In it’s first public statement by the Iranian government regarding Ashtiani’s case, Iranian Embassy in London issued a statement denying “the false news” and assured that “according to information from the relevant judicial authorities, she will not be stoned”. The woman was sentenced to 99 lashes for “illicit relationship” with the alleged murderer of her husband in 2006. However, during her trial, the judge decided to reopen the case and despite a lack of witnesses, concluded that the relationship had occurred during the life of the deceased therefore it constituted “adultery” and decided for death by stoning.
Neither her complaint that she had been coerced into confessing her the crime, nor her application for pardon or clemency petitions by her 2 children have moved the authorities. Sajad, 22, and Farideh, 17, have always claimed the innocence of their mother. This is an unusual and brave step as the majority of families turn their backs on women accused of adultery with an outdated sense of honor. Having exhausted all legal options, both she and her lawyer Mohammad Mostafaei, turned to human rights organizations and launched an international campaign to save Ashtiani.
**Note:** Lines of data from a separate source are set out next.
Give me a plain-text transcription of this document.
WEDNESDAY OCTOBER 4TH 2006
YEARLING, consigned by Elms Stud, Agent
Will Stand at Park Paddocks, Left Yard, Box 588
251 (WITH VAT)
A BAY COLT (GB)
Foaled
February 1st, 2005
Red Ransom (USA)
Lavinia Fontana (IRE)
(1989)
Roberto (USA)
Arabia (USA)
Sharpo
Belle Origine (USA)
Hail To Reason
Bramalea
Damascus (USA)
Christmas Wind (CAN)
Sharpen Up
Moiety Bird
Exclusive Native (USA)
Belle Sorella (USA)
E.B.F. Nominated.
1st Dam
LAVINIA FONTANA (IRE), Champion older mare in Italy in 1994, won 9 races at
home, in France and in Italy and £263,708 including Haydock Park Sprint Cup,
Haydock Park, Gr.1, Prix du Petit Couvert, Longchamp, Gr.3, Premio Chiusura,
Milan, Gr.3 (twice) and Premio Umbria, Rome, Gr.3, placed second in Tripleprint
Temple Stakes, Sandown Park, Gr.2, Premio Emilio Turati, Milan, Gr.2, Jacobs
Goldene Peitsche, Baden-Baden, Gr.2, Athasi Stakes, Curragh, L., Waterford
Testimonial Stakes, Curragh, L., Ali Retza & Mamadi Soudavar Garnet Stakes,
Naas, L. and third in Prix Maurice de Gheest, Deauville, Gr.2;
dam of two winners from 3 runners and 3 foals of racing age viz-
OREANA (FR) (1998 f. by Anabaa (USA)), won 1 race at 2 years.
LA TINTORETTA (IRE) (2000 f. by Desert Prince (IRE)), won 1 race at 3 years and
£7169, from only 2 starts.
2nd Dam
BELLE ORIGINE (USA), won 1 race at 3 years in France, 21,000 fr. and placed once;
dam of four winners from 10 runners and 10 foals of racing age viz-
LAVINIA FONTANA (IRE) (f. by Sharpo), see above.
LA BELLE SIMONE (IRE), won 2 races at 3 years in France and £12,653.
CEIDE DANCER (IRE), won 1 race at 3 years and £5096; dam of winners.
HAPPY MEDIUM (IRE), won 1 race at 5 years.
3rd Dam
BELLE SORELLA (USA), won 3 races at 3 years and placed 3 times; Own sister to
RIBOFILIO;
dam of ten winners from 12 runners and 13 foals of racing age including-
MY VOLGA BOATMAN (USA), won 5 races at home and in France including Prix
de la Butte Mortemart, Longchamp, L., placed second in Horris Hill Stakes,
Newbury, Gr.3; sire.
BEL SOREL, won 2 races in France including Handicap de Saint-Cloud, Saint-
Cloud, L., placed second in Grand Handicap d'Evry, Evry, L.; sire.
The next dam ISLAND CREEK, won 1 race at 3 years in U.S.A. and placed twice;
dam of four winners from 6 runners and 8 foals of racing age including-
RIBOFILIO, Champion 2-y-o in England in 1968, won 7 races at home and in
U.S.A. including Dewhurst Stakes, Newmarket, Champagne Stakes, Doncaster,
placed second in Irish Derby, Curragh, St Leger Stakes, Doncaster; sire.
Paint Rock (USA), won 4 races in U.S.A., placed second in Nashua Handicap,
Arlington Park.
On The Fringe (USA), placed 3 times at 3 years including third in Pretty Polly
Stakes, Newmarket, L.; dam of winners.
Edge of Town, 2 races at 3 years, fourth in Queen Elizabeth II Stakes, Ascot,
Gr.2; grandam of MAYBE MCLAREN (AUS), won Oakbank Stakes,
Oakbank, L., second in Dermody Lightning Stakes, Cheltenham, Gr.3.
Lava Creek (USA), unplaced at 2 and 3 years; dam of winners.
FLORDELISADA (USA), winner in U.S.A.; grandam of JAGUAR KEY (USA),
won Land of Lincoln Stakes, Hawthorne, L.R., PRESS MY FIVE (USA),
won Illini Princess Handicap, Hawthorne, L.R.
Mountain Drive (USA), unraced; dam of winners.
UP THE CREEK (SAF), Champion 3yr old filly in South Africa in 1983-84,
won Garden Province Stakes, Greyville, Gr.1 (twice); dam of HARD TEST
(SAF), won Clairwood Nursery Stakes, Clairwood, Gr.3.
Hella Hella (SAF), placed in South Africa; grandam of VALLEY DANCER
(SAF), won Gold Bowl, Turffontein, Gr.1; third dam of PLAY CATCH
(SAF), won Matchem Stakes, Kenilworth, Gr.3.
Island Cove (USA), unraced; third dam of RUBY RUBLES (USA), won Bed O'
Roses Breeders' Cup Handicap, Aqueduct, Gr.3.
It was this mobilization and the announcement of demonstrations to be held outside Iranian Embassies in the major European cities that caused the diplomatic legation in London to react yesterday. Neither her children nor her counsel received any communication from judicial officials. “I have not been informed that the sentence is suspended. My client is still in jail” Mostafaei told to the Agency France Presse. Like Ashtiani, there are at least 15 other people, 12 women and three men, waiting to be stoned, according to activists. “I have seen the statement from the Embassy. It is an attempt to coil international outrage and the campaign against stoning”, suggests Hadi Ghaemi, director of the International Campaign for Human Rights in Iran. In any case, Ghaemi argues in an e-mail that “there is no doubt that the sentence of death by stoning has been issued”.
The international impact of the case has put the Iranian authorities under pressure. The British Government, the EU External Representative, Lady Ashton, and 80 persons including former U.S. Secretary of State Condoleezza Rice and Nobel peace laureate José Ramos-Horta have denounced Iran’s barbarism. The cruelty of its Penal Code is an extremely sensitive subject. In theory Iran’s laws are based on Sharia, or Islamic law. However, there are more and more voices that challenge the political use of the law. For observers it has not gone unnoticed that the use of death penalty has risen in parallel with the restrictions on civil liberties since the rise to power of President Mahmoud Ahmadinejad.
According to Amnesty International, Iran has executed 388 people last year, the second largest number after China, which has 20 times the population. Iran carried out at least 126 executions this year. The most common method is by hanging.In addition to all the doubt regarding Iran’s judicial process, human rights defenders present its explicit violations of international conventions that it has signed, such as the executions of minors.
Iranian spokesmen deny this charge because the judicial authorities wait until the inmates are 18 years old in order to carry out the sentences imposed for crimes committed earlier. Such is the case of Mohammad Reza Haddadi, who was sentenced to death for murder in 2004 when he was 15 years old and his execution by hanging was to be carried out last Wednesday. As in other cases, Haddadi retracted his initial confession and the two others involved in the crime also testified to his innocence.
According to Amnesty, at least 46 people that have been executed for crimes committed as minors.
Another bloody chapter is that of homosexuals. While being a homosexual in itself is not a crime in the Islamic Republic of Iran, it is punished as sex outside of marriage. Executions of gays are often carried out with or without cause. When a cause is presented it’s usually rape, murder or drug trafficking. All of which are punishable by death. Such is the case of Ebrahim Hamidi, who according to the Iranian Queer Organization based in Canada, has been sentenced to death for sodomy “without any evidence and after having been tortured”. Sometimes they add the charge of homosexual to political dissidents in an apparent attempt to discredit them in front of the society that is very reluctant to accept this lifestyle.